MCO postanowił wrócić do domu i sprawdzić, czy nie ma tam psinek. 
Minęło już z pół godziny od ich zaginięcia.
Zostałam na miejscu, tonąc we łzach i wciąż je wołając.
Za chwilę zadzwonił telefon. Jest Fika! Jest!
MCO zastał ją siedzącą na drodze i trzęsącą się ze strachu.
Bała się do niego podejść, więc szybko poleciałam do nich, 
wycałowałam moją kochaną, zapięłam na smycz i wróciłyśmy na miejsce zaginięcia. 
MCO poszedł do domu, do Jolinkowa, i... zastał Mikę w naszym pokoju na piętrze! 
Mądra ta psinka wróciła sama do domu! Boże, co za ulga, co za olbrzymia ulga! 
Teraz, co oczywiste, tylko smycz. Nasza głupota tym razem nam się upiekła... Uffff!











Teraz, co oczywiste, tylko smycz.


Miłego! Dziś będziemy z Jolą piec chleb (tzn. Jola będzie piec, a ja będę robić zdjęcia). :)

PODPIS



69 komentarzy:

  1. Ufff... Oesu! Dobrze wiem, coscie przezyli, bo i mnie sie zdarzalo, ze pies pognal za zwierzyna i przepadl. Nie pozostawalo nic innego, jak czekac w miejscu znikniecia trzesac sie ze strachu, zeby nic sie nie stalo, zeby trafil z powrotem.

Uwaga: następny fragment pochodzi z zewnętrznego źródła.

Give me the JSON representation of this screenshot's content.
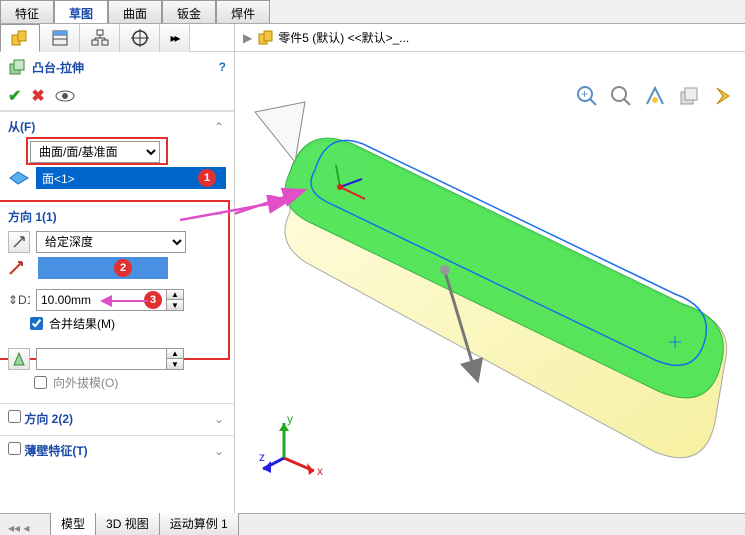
{
  "top_tabs": {
    "features": "特征",
    "sketch": "草图",
    "surface": "曲面",
    "sheetmetal": "钣金",
    "weldment": "焊件"
  },
  "breadcrumb": {
    "part_label": "零件5 (默认) <<默认>_..."
  },
  "feature": {
    "title": "凸台-拉伸"
  },
  "from": {
    "label": "从(F)",
    "combo": "曲面/面/基准面",
    "selected": "面<1>"
  },
  "dir1": {
    "label": "方向 1(1)",
    "combo": "给定深度",
    "depth": "10.00mm",
    "merge_label": "合并结果(M)"
  },
  "draft": {
    "label": "向外拔模(O)"
  },
  "dir2": {
    "label": "方向 2(2)"
  },
  "thin": {
    "label": "薄壁特征(T)"
  },
  "bottom_tabs": {
    "model": "模型",
    "view3d": "3D 视图",
    "motion": "运动算例 1"
  },
  "badges": {
    "b1": "1",
    "b2": "2",
    "b3": "3"
  },
  "triad": {
    "x": "x",
    "y": "y",
    "z": "z"
  }
}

A tu jeszcze te strzaly...
    Niby pieski pokojowe, ale instynkty lowcze czesto biora gore nad rozsadkiem i posluszenstwem.

    OdpowiedzUsuń
    Odpowiedzi
    1. Najgorsze były te strzały. To była kropka nad "i" mojego strachu.
      Niestety dziewczyny we dwie stanowią stado, które niczego się nie boi, nawet wilka złego. ;)

      Usuń
  2. Ale napędziły Wam strachu strasznego.Wiem co to znaczy bo w święta miałam podobną przygodę.Opiszeja wieczorem bo dostałam telefon i muszę jechać do pracy.A miałam mieć wolne.Buu..

    OdpowiedzUsuń
    Odpowiedzi
    1. Tutaj podobno wciąż się zdarza, że jakiś mieszczuch szuka swojego psa...

      Usuń
  3. Ufff... Przeżyliście prawdziwy koszmar! Dobrze, że wszystko dobrze się skończyło. A zabawy z Luzakiem cudne. Cały zwierzyniec, i kozy, i kury z kogucikiem, i konie, i kotulki, i pieski... no, cudne!

    OdpowiedzUsuń
    Odpowiedzi
    1. Te zabawy z Luzakiem to normalnie szał! Śmialiśmy się w głos patrząc jak Fika, Mika i Luzak bawią się w berka. :)

      Usuń
  4. Jeju, co za stres! Jednak każdy w takich okolicznościach przyrody spuściłby pieski ze smyczy. żadna to głupota.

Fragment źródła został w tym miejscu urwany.